Homebuyers are holding back, for sure, as home prices keep falling and lenders continue their reluctance to extend a mortgage to anyone without stellar credit and a 20-percent down payment. According to CNBC, experts expect home prices to drop further by the end of the year, possibly by 6 percent to 7 percent.
But there's a change in attitude, particularly among younger buyers, that may be stalling the housing market. The Wall Street Journal reported that the latest Census figures show a decline in homeownership not seen since the Great Depression. Battered by a housing crisis that doesn't seem to have an end in sight, more people are viewing the American dream of homeownership with a jaded eye. Far from being the solid investment in the future, reports of foreclosure, inability to refinance to more favorable terms and the financial fallout that brought to light the whole sordid banking mess have all made renting a home seem like the better, safer solution for many Americans.

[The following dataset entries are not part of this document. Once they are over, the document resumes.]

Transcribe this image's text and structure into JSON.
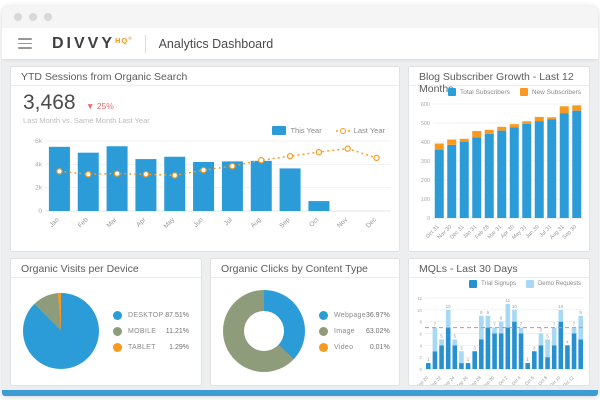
{
  "header": {
    "logo_main": "DIVVY",
    "logo_sup": "HQ",
    "logo_reg": "®",
    "page_title": "Analytics Dashboard"
  },
  "colors": {
    "primary_blue": "#2B9CD8",
    "light_blue": "#A8D9F4",
    "dark_blue": "#2791D0",
    "orange": "#F79A1F",
    "olive": "#8E9C7C",
    "kpi_delta_red": "#EE6A6A",
    "refline_red": "#E98585",
    "footer_blue": "#3D9BD5"
  },
  "panels": {
    "sessions": {
      "title": "YTD Sessions from Organic Search",
      "kpi_value": "3,468",
      "delta_arrow": "▼",
      "delta_value": "25%",
      "subtitle": "Last Month vs. Same Month Last Year"
    },
    "subscribers": {
      "title": "Blog Subscriber Growth - Last 12 Months"
    },
    "devices": {
      "title": "Organic Visits per Device"
    },
    "content_type": {
      "title": "Organic Clicks by Content Type"
    },
    "mqls": {
      "title": "MQLs - Last 30 Days"
    }
  },
  "chart_data": [
    {
      "id": "ytd_sessions",
      "type": "bar",
      "title": "YTD Sessions from Organic Search",
      "categories": [
        "Jan",
        "Feb",
        "Mar",
        "Apr",
        "May",
        "Jun",
        "Jul",
        "Aug",
        "Sep",
        "Oct",
        "Nov",
        "Dec"
      ],
      "ylim": [
        0,
        6000
      ],
      "yticks": [
        {
          "v": 0,
          "label": "0"
        },
        {
          "v": 2000,
          "label": "2k"
        },
        {
          "v": 4000,
          "label": "4k"
        },
        {
          "v": 6000,
          "label": "6k"
        }
      ],
      "grid": true,
      "legend_position": "top-right",
      "series": [
        {
          "name": "This Year",
          "kind": "bar",
          "color": "#2B9CD8",
          "values": [
            5500,
            5000,
            5550,
            4450,
            4650,
            4200,
            4250,
            4300,
            3650,
            850,
            0,
            0
          ]
        },
        {
          "name": "Last Year",
          "kind": "line",
          "color": "#F79A1F",
          "values": [
            3400,
            3150,
            3200,
            3150,
            3050,
            3500,
            3850,
            4350,
            4700,
            5050,
            5350,
            4550
          ]
        }
      ]
    },
    {
      "id": "subscriber_growth",
      "type": "bar",
      "stacked": true,
      "title": "Blog Subscriber Growth - Last 12 Months",
      "categories": [
        "Oct 31",
        "Nov 30",
        "Dec 31",
        "Jan 31",
        "Feb 28",
        "Mar 31",
        "Apr 30",
        "May 31",
        "Jun 30",
        "Jul 31",
        "Aug 31",
        "Sep 30"
      ],
      "ylim": [
        0,
        600
      ],
      "yticks": [
        {
          "v": 0,
          "label": "0"
        },
        {
          "v": 100,
          "label": "100"
        },
        {
          "v": 200,
          "label": "200"
        },
        {
          "v": 300,
          "label": "300"
        },
        {
          "v": 400,
          "label": "400"
        },
        {
          "v": 500,
          "label": "500"
        },
        {
          "v": 600,
          "label": "600"
        }
      ],
      "grid": true,
      "legend_position": "top-right",
      "series": [
        {
          "name": "Total Subscribers",
          "kind": "bar",
          "color": "#2B9CD8",
          "values": [
            360,
            385,
            402,
            425,
            443,
            460,
            478,
            495,
            510,
            520,
            550,
            565
          ]
        },
        {
          "name": "New Subscribers",
          "kind": "bar",
          "color": "#F79A1F",
          "values": [
            32,
            28,
            15,
            33,
            21,
            20,
            16,
            14,
            22,
            10,
            38,
            28
          ]
        }
      ]
    },
    {
      "id": "visits_by_device",
      "type": "pie",
      "title": "Organic Visits per Device",
      "labels": [
        "DESKTOP",
        "MOBILE",
        "TABLET"
      ],
      "values": [
        87.51,
        11.21,
        1.29
      ],
      "value_labels": [
        "87.51%",
        "11.21%",
        "1.29%"
      ],
      "colors": [
        "#2B9CD8",
        "#8E9C7C",
        "#F79A1F"
      ],
      "legend_position": "right"
    },
    {
      "id": "clicks_by_content_type",
      "type": "pie",
      "donut": true,
      "title": "Organic Clicks by Content Type",
      "labels": [
        "Webpage",
        "Image",
        "Video"
      ],
      "values": [
        36.97,
        63.02,
        0.01
      ],
      "value_labels": [
        "36.97%",
        "63.02%",
        "0.01%"
      ],
      "colors": [
        "#2B9CD8",
        "#8E9C7C",
        "#F79A1F"
      ],
      "legend_position": "right"
    },
    {
      "id": "mqls_last_30_days",
      "type": "bar",
      "stacked": true,
      "title": "MQLs - Last 30 Days",
      "categories": [
        "Sep 20",
        "Sep 21",
        "Sep 22",
        "Sep 23",
        "Sep 24",
        "Sep 25",
        "Sep 26",
        "Sep 27",
        "Sep 28",
        "Sep 29",
        "Sep 30",
        "Oct 1",
        "Oct 2",
        "Oct 3",
        "Oct 4",
        "Oct 5",
        "Oct 6",
        "Oct 7",
        "Oct 8",
        "Oct 9",
        "Oct 10",
        "Oct 11",
        "Oct 12",
        "Oct 13"
      ],
      "ylim": [
        0,
        12
      ],
      "yticks": [
        {
          "v": 0,
          "label": "0"
        },
        {
          "v": 2,
          "label": "2"
        },
        {
          "v": 4,
          "label": "4"
        },
        {
          "v": 6,
          "label": "6"
        },
        {
          "v": 8,
          "label": "8"
        },
        {
          "v": 10,
          "label": "10"
        },
        {
          "v": 12,
          "label": "12"
        }
      ],
      "grid": true,
      "refline": 7,
      "value_labels": true,
      "legend_position": "top-right",
      "series": [
        {
          "name": "Trial Signups",
          "kind": "bar",
          "color": "#2791D0",
          "values": [
            1,
            3,
            4,
            7,
            4,
            1,
            1,
            3,
            5,
            7,
            6,
            6,
            7,
            8,
            6,
            1,
            3,
            4,
            2,
            4,
            8,
            4,
            6,
            5
          ]
        },
        {
          "name": "Demo Requests",
          "kind": "bar",
          "color": "#A8D9F4",
          "values": [
            0,
            4,
            1,
            3,
            1,
            2,
            0,
            0,
            4,
            2,
            1,
            2,
            4,
            2,
            1,
            0,
            0,
            2,
            3,
            3,
            2,
            0,
            1,
            4
          ]
        }
      ]
    }
  ]
}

The latest Census figures show that in the decade from 2000 and 2010, the homeownership rate fell by 1.1 percent to 65 percent. Every region in the country declined, with major cities like New York, (69 percent renters) Chicago (55 percent renters) and Los Angeles (61.8 percent renters), leading the way. The regions with the highest homeownership rates were Keweenaw County, Mich. (89.8 percent) and Sumter County, Fla. (89.7 percent). Among age groups, the 35-44-year-old group saw a drop of nearly 4 percent in homeownership, from 66.2 percent to 62.3 percent.
Homeownership rates are still the second-highest they've been since the Census survey began collecting data in 1890, but experts expect the housing slump to result in further declines.
If you were in a financial position to buy a home, would you consider renting instead?